When working with large sets of categorical features, One-Hot can turn a 5 column dataframe into a 50 column dataframe, which is incredibly hard to work with! On top of that, typically with higher stakes in categories, One-Hot’s effectiveness may drop dramatically. Additionally, One-Hot really shines in this exact light. This is because first and foremost, One-Hot-Encoded data takes up a lot of memory and disk space compared to the other algorithms available. Typically, I use One-Hot in situations where I have as few categories as possible.

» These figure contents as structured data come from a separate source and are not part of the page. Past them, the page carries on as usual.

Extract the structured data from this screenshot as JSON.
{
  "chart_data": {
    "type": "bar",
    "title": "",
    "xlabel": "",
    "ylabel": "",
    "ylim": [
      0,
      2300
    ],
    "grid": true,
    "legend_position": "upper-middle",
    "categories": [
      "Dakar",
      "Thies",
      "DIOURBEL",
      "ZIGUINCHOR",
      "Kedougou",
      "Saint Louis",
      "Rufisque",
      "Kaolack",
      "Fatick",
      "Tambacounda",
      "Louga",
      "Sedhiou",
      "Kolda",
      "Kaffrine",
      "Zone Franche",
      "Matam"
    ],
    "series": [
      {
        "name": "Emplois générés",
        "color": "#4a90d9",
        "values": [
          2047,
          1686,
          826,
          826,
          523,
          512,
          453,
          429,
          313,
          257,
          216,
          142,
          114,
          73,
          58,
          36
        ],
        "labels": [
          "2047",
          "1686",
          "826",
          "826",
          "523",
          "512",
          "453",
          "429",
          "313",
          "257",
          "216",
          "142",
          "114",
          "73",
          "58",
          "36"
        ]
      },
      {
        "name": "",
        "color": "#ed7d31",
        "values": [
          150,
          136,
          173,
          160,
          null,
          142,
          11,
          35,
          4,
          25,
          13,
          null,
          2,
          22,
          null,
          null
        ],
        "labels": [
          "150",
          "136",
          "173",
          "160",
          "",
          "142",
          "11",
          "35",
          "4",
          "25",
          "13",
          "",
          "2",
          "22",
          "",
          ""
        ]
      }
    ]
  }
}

One-Hot-Encoding, also called One-Hot, or Dummy-Encoding takes a very radical approach to dealing with categorical variables. If you’re new to machine-learning, one trick you should definitely snatch up as soon as possible is the ability to One-Hot-Encode a Data-Frame. Without further ado, let’s look at some encoders! Typically, whenever machine-learning is being done with strings, a Data-Scientist will be working with an encoder. Asking a computer to interpret words, especially sentences with subjective meaning or emotion is like having the Cookie monster eat celery įortunately, there is a solution to this problem - there are many different ways that you can approach turning words into numbers for analysis! Though doing so might not allow a computer to analyze certain things about words, it can certainly help with solving common machine-learning problems that you may encounter in the educational grind that is Data-Science. Computers speak quantitatively, rather than qualitatively. The problem with the combination of data and strings and words is that words cannot directly be analyzed by an artificial brain.

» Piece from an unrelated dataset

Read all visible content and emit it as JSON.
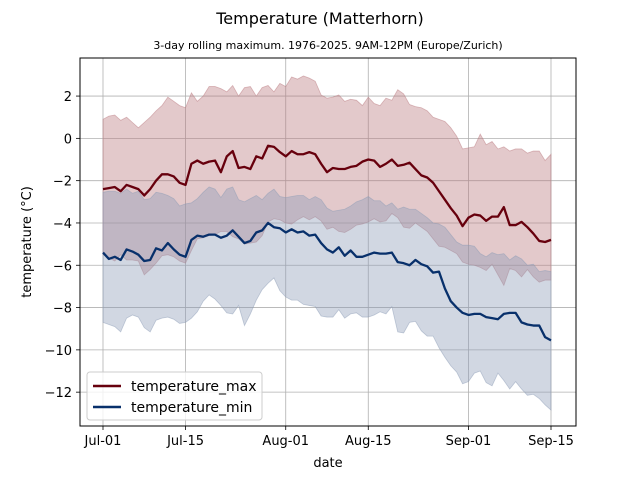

As a result, it is unfortunately incredibly common to come across words (or “ strings” in “ beep boop” language) rather than numbers when working with data-sets, and this is even true of the cleanest data-sets available today. Unfortunately, humans went and developed the phonetic alphabet before they started talking in binary, or “ beep boop” speech. In a perfect world, all programmers, scientists, data-engineers, analysts, and machine-learning engineers alike dream that all data could arrive at their doorstep in the cleanest form possible.